Nel corso della Storia dell’umanità la terribile realtà delle guerre, con tutto il male e la morte che hanno causato, costituisce una lezione incontrovertibile da tenere in considerazione soprattutto nella nostra contemporaneità.

Guerre che nei secoli prima e dopo Cristo hanno scosso le coscienze dei sopravvissuti per i tantissimi morti e feriti spesso anche innocenti, come i civili tra i quali bambini, oltre che per le distruzioni di paesi e città e per i danni ambientali.
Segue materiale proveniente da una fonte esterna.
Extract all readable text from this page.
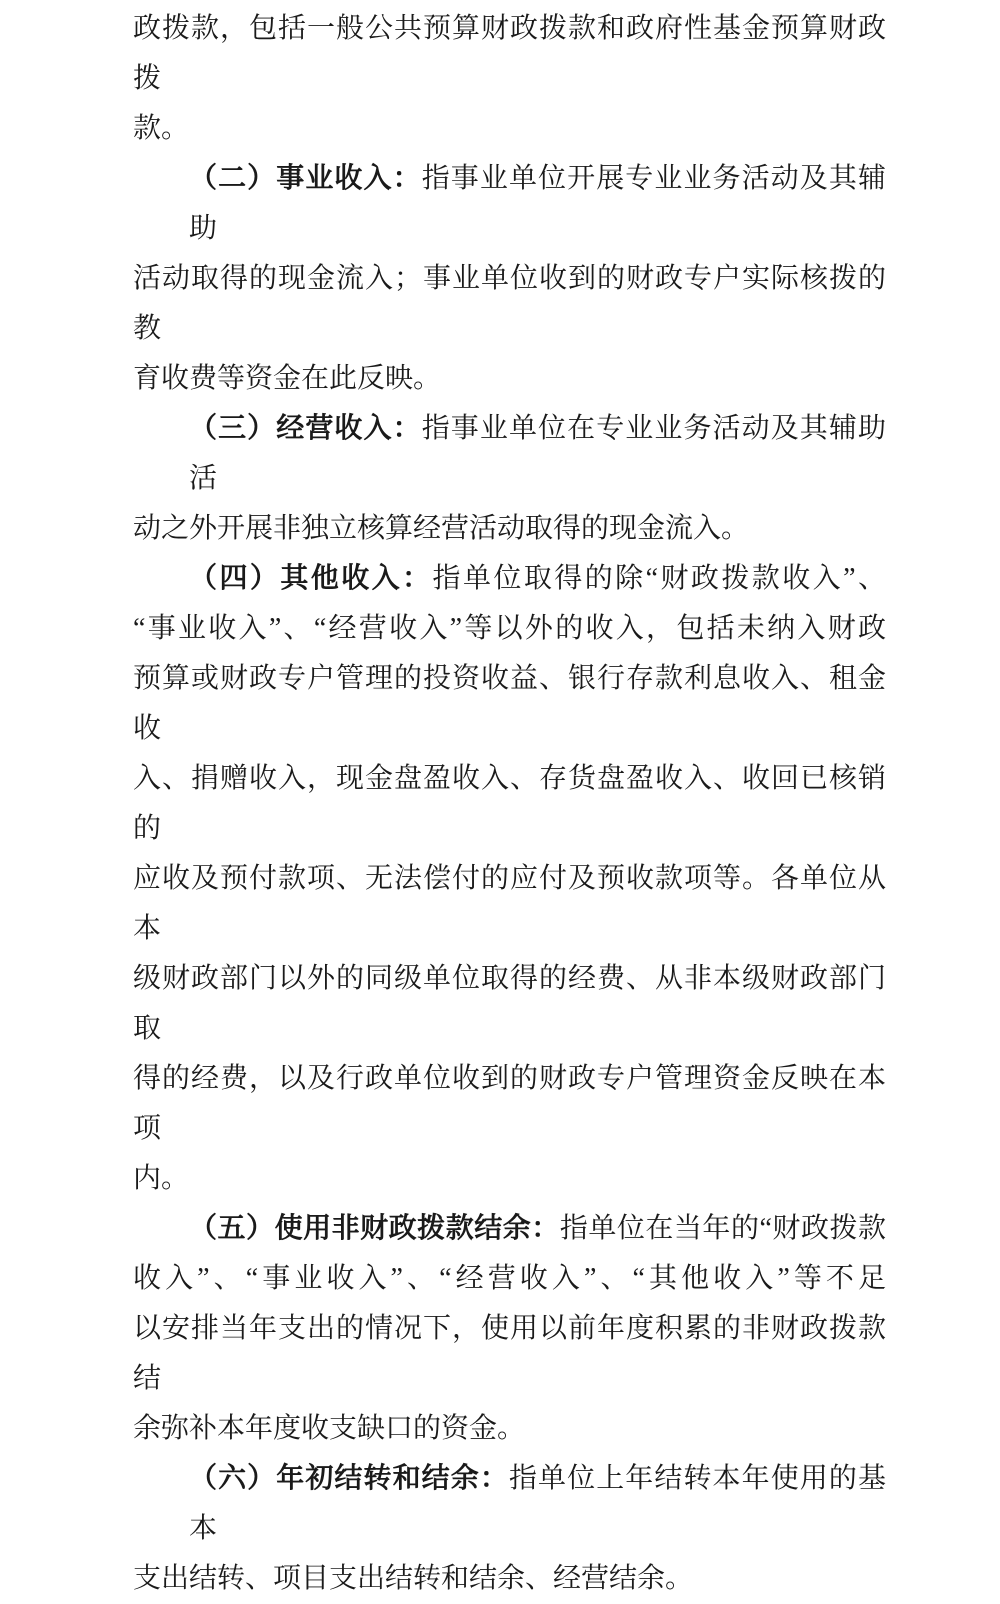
政拨款，包括一般公共预算财政拨款和政府性基金预算财政拨
款。
（二）事业收入：指事业单位开展专业业务活动及其辅助
活动取得的现金流入；事业单位收到的财政专户实际核拨的教
育收费等资金在此反映。
（三）经营收入：指事业单位在专业业务活动及其辅助活
动之外开展非独立核算经营活动取得的现金流入。
（四）其他收入：指单位取得的除“财政拨款收入”、
“事业收入”、“经营收入”等以外的收入，包括未纳入财政
预算或财政专户管理的投资收益、银行存款利息收入、租金收
入、捐赠收入，现金盘盈收入、存货盘盈收入、收回已核销的
应收及预付款项、无法偿付的应付及预收款项等。各单位从本
级财政部门以外的同级单位取得的经费、从非本级财政部门取
得的经费，以及行政单位收到的财政专户管理资金反映在本项
内。
（五）使用非财政拨款结余：指单位在当年的“财政拨款
收入”、“事业收入”、“经营收入”、“其他收入”等不足
以安排当年支出的情况下，使用以前年度积累的非财政拨款结
余弥补本年度收支缺口的资金。
（六）年初结转和结余：指单位上年结转本年使用的基本
支出结转、项目支出结转和结余、经营结余。
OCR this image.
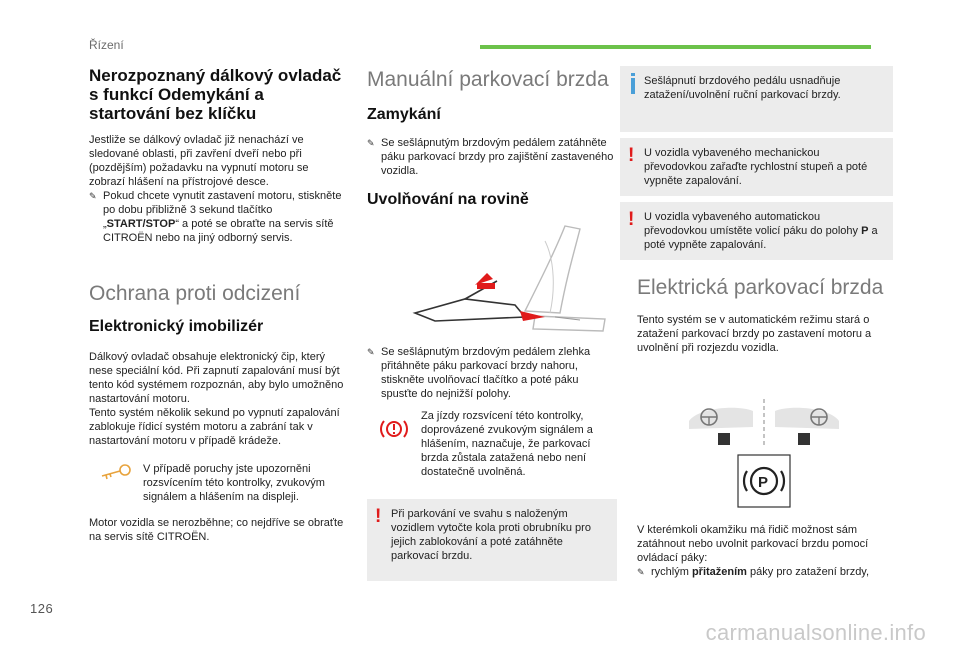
Řízení
Nerozpoznaný dálkový ovladač s funkcí Odemykání a startování bez klíčku

Jestliže se dálkový ovladač již nenachází ve sledované oblasti, při zavření dveří nebo při (pozdějším) požadavku na vypnutí motoru se zobrazí hlášení na přístrojové desce.

✎ Pokud chcete vynutit zastavení motoru, stiskněte po dobu přibližně 3 sekund tlačítko „START/STOP“ a poté se obraťte na servis sítě CITROËN nebo na jiný odborný servis.
Ochrana proti odcizení
Elektronický imobilizér

Dálkový ovladač obsahuje elektronický čip, který nese speciální kód. Při zapnutí zapalování musí být tento kód systémem rozpoznán, aby bylo umožněno nastartování motoru.

Tento systém několik sekund po vypnutí zapalování zablokuje řídicí systém motoru a zabrání tak v nastartování motoru v případě krádeže.

V případě poruchy jste upozorněni rozsvícením této kontrolky, zvukovým signálem a hlášením na displeji.

Motor vozidla se nerozběhne; co nejdříve se obraťte na servis sítě CITROËN.

Manuální parkovací brzda
Zamykání
✎ Se sešlápnutým brzdovým pedálem zatáhněte páku parkovací brzdy pro zajištění zastaveného vozidla.
Uvolňování na rovině
✎ Se sešlápnutým brzdovým pedálem zlehka přitáhněte páku parkovací brzdy nahoru, stiskněte uvolňovací tlačítko a poté páku spusťte do nejnižší polohy.

Za jízdy rozsvícení této kontrolky, doprovázené zvukovým signálem a hlášením, naznačuje, že parkovací brzda zůstala zatažená nebo není dostatečně uvolněná.

! Při parkování ve svahu s naloženým vozidlem vytočte kola proti obrubníku pro jejich zablokování a poté zatáhněte parkovací brzdu.
Sešlápnutí brzdového pedálu usnadňuje zatažení/uvolnění ruční parkovací brzdy.
! U vozidla vybaveného mechanickou převodovkou zařaďte rychlostní stupeň a poté vypněte zapalování.
! U vozidla vybaveného automatickou převodovkou umístěte volicí páku do polohy P a poté vypněte zapalování.
Elektrická parkovací brzda

Tento systém se v automatickém režimu stará o zatažení parkovací brzdy po zastavení motoru a uvolnění při rozjezdu vozidla.

P

V kterémkoli okamžiku má řidič možnost sám zatáhnout nebo uvolnit parkovací brzdu pomocí ovládací páky:

✎ rychlým přitažením páky pro zatažení brzdy,
126
carmanualsonline.info
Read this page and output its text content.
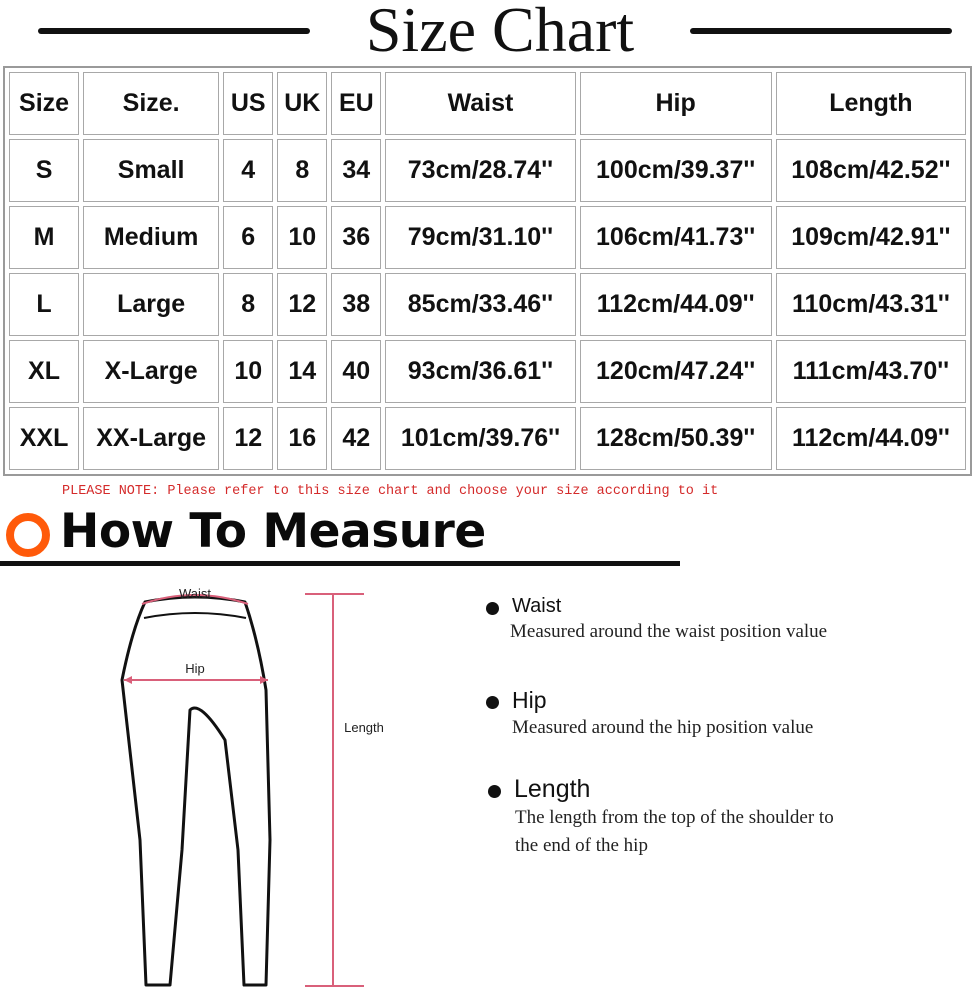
Size Chart
Size	Size.	US	UK	EU	Waist	Hip	Length
S	Small	4	8	34	73cm/28.74''	100cm/39.37''	108cm/42.52''
M	Medium	6	10	36	79cm/31.10''	106cm/41.73''	109cm/42.91''
L	Large	8	12	38	85cm/33.46''	112cm/44.09''	110cm/43.31''
XL	X-Large	10	14	40	93cm/36.61''	120cm/47.24''	111cm/43.70''
XXL	XX-Large	12	16	42	101cm/39.76''	128cm/50.39''	112cm/44.09''
PLEASE NOTE: Please refer to this size chart and choose your size according to it
How To Measure
Waist
Hip
Length
Waist
Measured around the waist position value
Hip
Measured around the hip position value
Length
The length from the top of the shoulder to
the end of the hip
La lezione suddetta si dovrebbe imprimere nelle menti dei capi delle nazioni del pianeta terra che dovrebbero assolutamente cercare l’antidoto di una pace universale per il mondo per evitare quella che sarebbe una vera Apocalisse.
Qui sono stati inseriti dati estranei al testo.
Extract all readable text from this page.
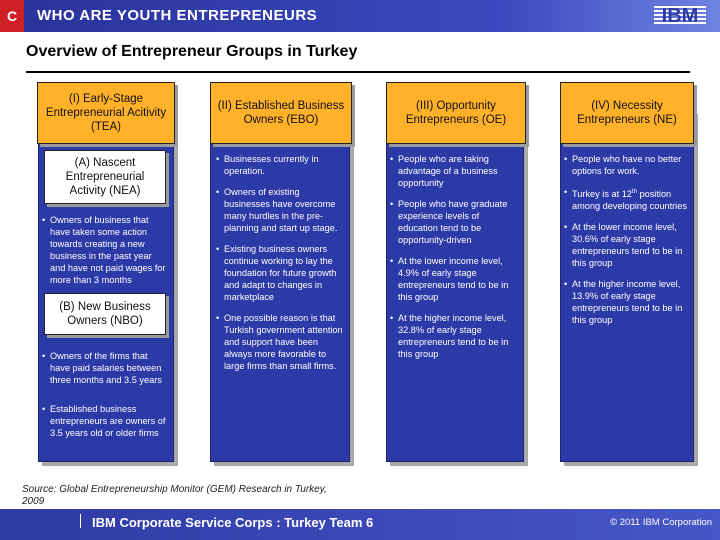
C	WHO ARE YOUTH ENTREPRENEURS	IBM
Overview of Entrepreneur Groups in Turkey
(I) Early-Stage Entrepreneurial Acitivity (TEA)
(A) Nascent Entrepreneurial Activity (NEA)
• Owners of business that have taken some action towards creating a new business in the past year and have not paid wages for more than 3 months
(B) New Business Owners (NBO)
• Owners of the firms that have paid salaries between three months and 3.5 years
• Established business entrepreneurs are owners of 3.5 years old or older firms
(II) Established Business Owners (EBO)
• Businesses currently in operation.
• Owners of existing businesses have overcome many hurdles in the pre-planning and start up stage.
• Existing business owners continue working to lay the foundation for future growth and adapt to changes in marketplace
• One possible reason is that Turkish government attention and support have been always more favorable to large firms than small firms.
(III) Opportunity Entrepreneurs (OE)
• People who are taking advantage of a business opportunity
• People who have graduate experience levels of education tend to be opportunity-driven
• At the lower income level, 4.9% of early stage entrepreneurs tend to be in this group
• At the higher income level, 32.8% of early stage entrepreneurs tend to be in this group
(IV) Necessity Entrepreneurs (NE)
• People who have no better options for work.
• Turkey is at 12th position among developing countries
• At the lower income level, 30.6% of early stage entrepreneurs tend to be in this group
• At the higher income level, 13.9% of early stage entrepreneurs tend to be in this group
Source: Global Entrepreneurship Monitor (GEM) Research in Turkey, 2009
IBM Corporate Service Corps : Turkey Team 6	© 2011 IBM Corporation
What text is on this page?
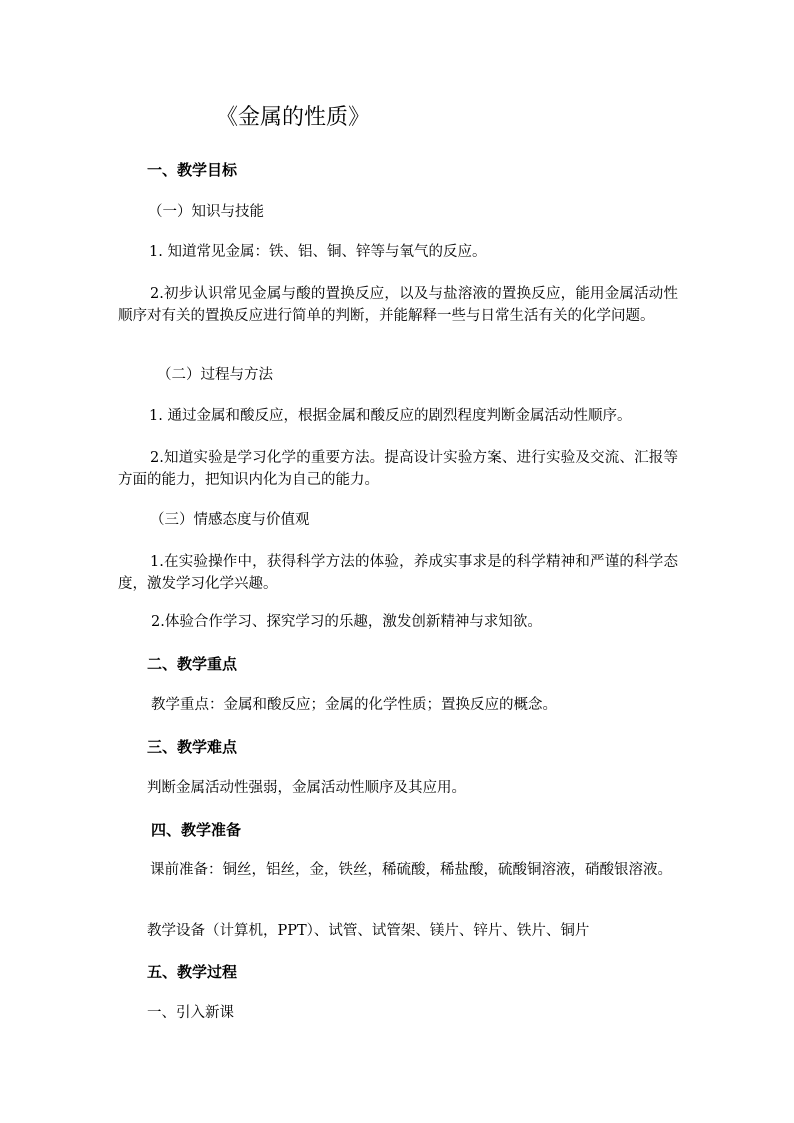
《金属的性质》
一、教学目标
（一）知识与技能
1. 知道常见金属：铁、铝、铜、锌等与氧气的反应。
2.初步认识常见金属与酸的置换反应，以及与盐溶液的置换反应，能用金属活动性顺序对有关的置换反应进行简单的判断，并能解释一些与日常生活有关的化学问题。
（二）过程与方法
1. 通过金属和酸反应，根据金属和酸反应的剧烈程度判断金属活动性顺序。
2.知道实验是学习化学的重要方法。提高设计实验方案、进行实验及交流、汇报等方面的能力，把知识内化为自己的能力。
（三）情感态度与价值观
1.在实验操作中，获得科学方法的体验，养成实事求是的科学精神和严谨的科学态度，激发学习化学兴趣。
2.体验合作学习、探究学习的乐趣，激发创新精神与求知欲。
二、教学重点
教学重点：金属和酸反应；金属的化学性质；置换反应的概念。
三、教学难点
判断金属活动性强弱，金属活动性顺序及其应用。
四、教学准备
课前准备：铜丝，铝丝，金，铁丝，稀硫酸，稀盐酸，硫酸铜溶液，硝酸银溶液。
教学设备（计算机，PPT）、试管、试管架、镁片、锌片、铁片、铜片
五、教学过程
一、引入新课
Ma ciò costituisce un’utopia e lo dimostra chiaramente una guerra tremenda come quella che si sta combattendo in questi mesi del terzo Millennio in Ucraina, guerra che vista la portata degli arsenali nucleari e chimici delle superpotenze potrebbe essere anche l’ultima guerra con la distruzione totale della vita sulla terra in un folle quanto tragico Olocausto a livello globale, totale e definitivo nel tristissimo prevalere dell’irrazionalità e della violenza.

Scrive Michele Miano nell’introduzione al volume, preceduta da una premessa dell’autore, di non sentirsi all’altezza nel delineare alcuni aspetti delle vicende narrate in questo libro costituito da brevi capitoli, opera che ha per argomento, l’immane tragedia del corpo di spedizione italiano dell’Armir in Russia durante il secondo conflitto mondiale.
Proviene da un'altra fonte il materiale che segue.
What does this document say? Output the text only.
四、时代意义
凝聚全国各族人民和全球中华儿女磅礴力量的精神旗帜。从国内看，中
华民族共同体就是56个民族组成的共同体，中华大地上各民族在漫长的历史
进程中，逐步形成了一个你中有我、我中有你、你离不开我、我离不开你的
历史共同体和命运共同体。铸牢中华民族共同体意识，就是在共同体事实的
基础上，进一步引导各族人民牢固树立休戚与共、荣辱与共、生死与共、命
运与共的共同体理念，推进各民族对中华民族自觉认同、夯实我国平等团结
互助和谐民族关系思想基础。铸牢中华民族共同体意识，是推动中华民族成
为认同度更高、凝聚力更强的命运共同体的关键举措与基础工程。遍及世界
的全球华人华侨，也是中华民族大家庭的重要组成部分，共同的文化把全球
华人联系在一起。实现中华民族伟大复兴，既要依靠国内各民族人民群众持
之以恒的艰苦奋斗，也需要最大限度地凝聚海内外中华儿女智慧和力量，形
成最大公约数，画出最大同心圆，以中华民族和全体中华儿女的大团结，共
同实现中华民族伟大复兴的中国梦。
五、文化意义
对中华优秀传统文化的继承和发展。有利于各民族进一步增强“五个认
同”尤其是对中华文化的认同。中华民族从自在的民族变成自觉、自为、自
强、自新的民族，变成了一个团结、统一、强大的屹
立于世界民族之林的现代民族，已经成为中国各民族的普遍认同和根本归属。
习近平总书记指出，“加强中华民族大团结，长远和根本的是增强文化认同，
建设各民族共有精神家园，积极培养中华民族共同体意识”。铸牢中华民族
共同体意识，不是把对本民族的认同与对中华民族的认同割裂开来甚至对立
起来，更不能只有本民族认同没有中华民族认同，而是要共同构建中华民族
Perché il titolo L’uomo di ghiaccio? Credo che questa definizione sia stata coniata da Crisci in riferimento al clima glaciale, alla neve con la quale dovettero fare i conti i soldati italiani in Russia, soldati che bestemmiavano nelle sofferenze che li portavano spesso alla morte affondando nella neve stessa, nei loro passi stentati ed erano bersaglio dei colpi delle armi dei russi.

Anche se ci furono rarissimi casi di miracolati come quello del soldato italiano che cambiò identità e divenne cittadino russo, il bilancio per l’esercito italiano fu terribile e anche ai giorni nostri si è verificato che reliquie dei soldati italiani siano state restituite a genitori e parenti affranti e i soldati caduti in Russia potrebbero essere considerati persone dallo sfortunatissimo destino terreno.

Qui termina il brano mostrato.